Strafverteidiger und Empfangbekenntnisse

Eine Unsitte greift immer mehr um sich:

EB

Fällt Ihnen etwas auf? Ich habe bestimmt mehrere unterzeichnet, aus Gewohnheit.

§ 174 Abs. 4 ZPO[1] verlangt nur das Bekenntnis des Empfangs. Eine Bestätigung, daß ich zum Empfang berechtigt bin, sieht die Vorschrift nicht vor.

Der Jede wieder! Kleinlich bis zum …

Kann man auf den ersten Blick nachvollziehen. Nicht jedoch, wenn man die Problematik der Vollmachtsvorlage berücksichtigt.

Der Anwalt, der dieses Empfangsbekenntnis unterzeichnet, erklärt sich für empfangsbevollächtigt. Mit der Folge, daß Zustellungen, beispielsweise für Ladungen des Mandanten, an ihn erfolgen können.

Abwegig? Keineswegs, wie beispielsweise das OLG Karlsruhe am 08.10.2015 und das Bayerische Oberste Landesgericht am 14.01.2004 und das Kammergericht am 04.09.2013 entschieden haben.

Falle, böse Falle.

Das ist Spezialwissen, das den Strafverteidiger vom Rechtsanwalt unterscheidet, der das bischen Strafrecht auch noch macht.

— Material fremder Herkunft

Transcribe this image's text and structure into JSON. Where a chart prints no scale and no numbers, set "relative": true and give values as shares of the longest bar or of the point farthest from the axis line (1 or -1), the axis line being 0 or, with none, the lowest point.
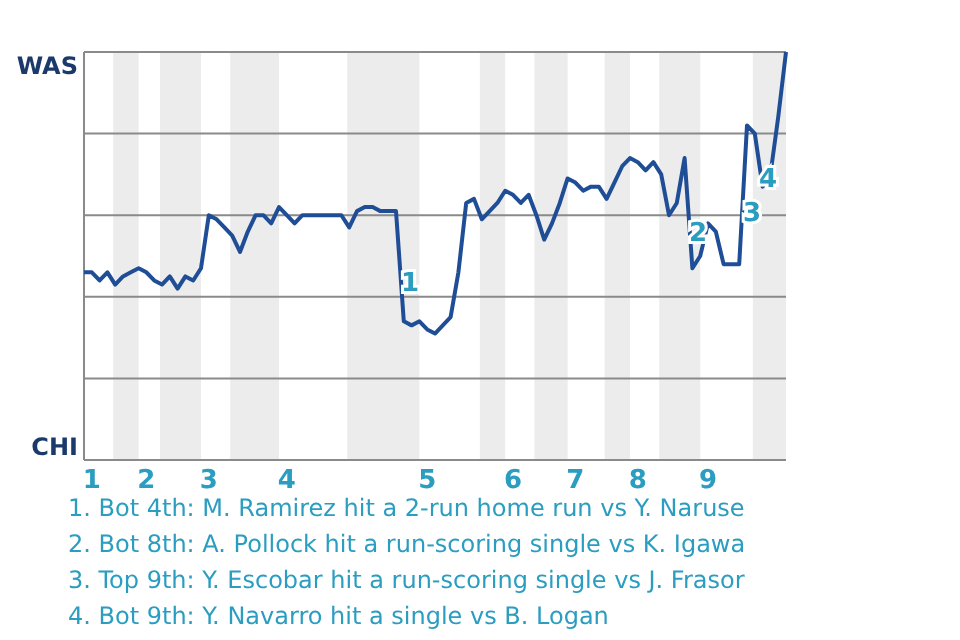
{
  "chart_data": {
    "type": "line",
    "relative": true,
    "categories": [
      null,
      "1",
      null,
      null,
      null,
      null,
      null,
      null,
      "2",
      null,
      null,
      null,
      null,
      null,
      null,
      null,
      "3",
      null,
      null,
      null,
      null,
      null,
      null,
      null,
      null,
      null,
      "4",
      null,
      null,
      null,
      null,
      null,
      null,
      null,
      null,
      null,
      null,
      null,
      null,
      null,
      null,
      null,
      null,
      null,
      "5",
      null,
      null,
      null,
      null,
      null,
      null,
      null,
      null,
      null,
      null,
      "6",
      null,
      null,
      null,
      null,
      null,
      null,
      null,
      "7",
      null,
      null,
      null,
      null,
      null,
      null,
      null,
      "8",
      null,
      null,
      null,
      null,
      null,
      null,
      null,
      null,
      "9",
      null,
      null,
      null,
      null,
      null,
      null,
      null,
      null,
      null,
      null
    ],
    "series": [
      {
        "color": "#1f4e96",
        "values": [
          0.46,
          0.46,
          0.44,
          0.46,
          0.43,
          0.45,
          0.46,
          0.47,
          0.46,
          0.44,
          0.43,
          0.45,
          0.42,
          0.45,
          0.44,
          0.47,
          0.6,
          0.59,
          0.57,
          0.55,
          0.51,
          0.56,
          0.6,
          0.6,
          0.58,
          0.62,
          0.6,
          0.58,
          0.6,
          0.6,
          0.6,
          0.6,
          0.6,
          0.6,
          0.57,
          0.61,
          0.62,
          0.62,
          0.61,
          0.61,
          0.61,
          0.34,
          0.33,
          0.34,
          0.32,
          0.31,
          0.33,
          0.35,
          0.46,
          0.63,
          0.64,
          0.59,
          0.61,
          0.63,
          0.66,
          0.65,
          0.63,
          0.65,
          0.6,
          0.54,
          0.58,
          0.63,
          0.69,
          0.68,
          0.66,
          0.67,
          0.67,
          0.64,
          0.68,
          0.72,
          0.74,
          0.73,
          0.71,
          0.73,
          0.7,
          0.6,
          0.63,
          0.74,
          0.47,
          0.5,
          0.58,
          0.56,
          0.48,
          0.48,
          0.48,
          0.82,
          0.8,
          0.67,
          0.7,
          0.84,
          1
        ]
      }
    ],
    "grid": "y",
    "annotations": [
      "WAS",
      "CHI",
      "1",
      "2",
      "3",
      "4",
      "1. Bot 4th: M. Ramirez hit a 2-run home run vs Y. Naruse",
      "2. Bot 8th: A. Pollock hit a run-scoring single vs K. Igawa",
      "3. Top 9th: Y. Escobar hit a run-scoring single vs J. Frasor",
      "4. Bot 9th: Y. Navarro hit a single vs B. Logan"
    ]
  }
}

Zum Thema Zustellugen bitte auch hier schauen: Unsitte Zustellungen

  1. [1]Zum Nachweis der Zustellung genügt das mit Datum und Unterschrift des Adressaten versehene Empfangsbekenntnis, das an das Gericht zurückzusenden ist.
6 Antworten
  1. ich
    ich sagt:

    Naja, wenigstens machen Strafverteidiger auch kein Verwaltungsrecht (zu welchem allerdings das Waffenrecht überwiegend gehört) …..

    Antworten
  2. meine5cent
    meine5cent sagt:

    Wenn Sie nicht bestätigen, dass sie das Schreiben als zugestellt entgegennehmen wollen, dann ist es kein wirksames EB. Meint jedenfalls das BVerfG in NJW 2001, 1563. Unterschrift und Datum reichen also wohl nicht.
    Die Unsitte dürfte auf dem bei Gerichten diverser Bundesländer eingeführten Textsystem forumstar beruhen, jedenfalls dem Layout des EB nach. Und mE enthält der Textzusatz keine über das konkrete mit dem EB übermittelte Schriftstück hinausgehende Erklärung der RA sei generell bevollmächtigt.

    • RA Jede:
      Ich finde das in der von Ihnen zitierten Entscheidung (juris) nicht. Es ist unstrittig der Empfangswille integraler Bestandteil der Zustellung. Dafür ist die gewählte Formulierung

      Ich bin zur Entgegennahme legitimiert

      unnötig. Das Zustellungsverfahren – weder das formelle noch die vereinfachte – erfordert nicht die Zustellung an den legitimierten Empfänger.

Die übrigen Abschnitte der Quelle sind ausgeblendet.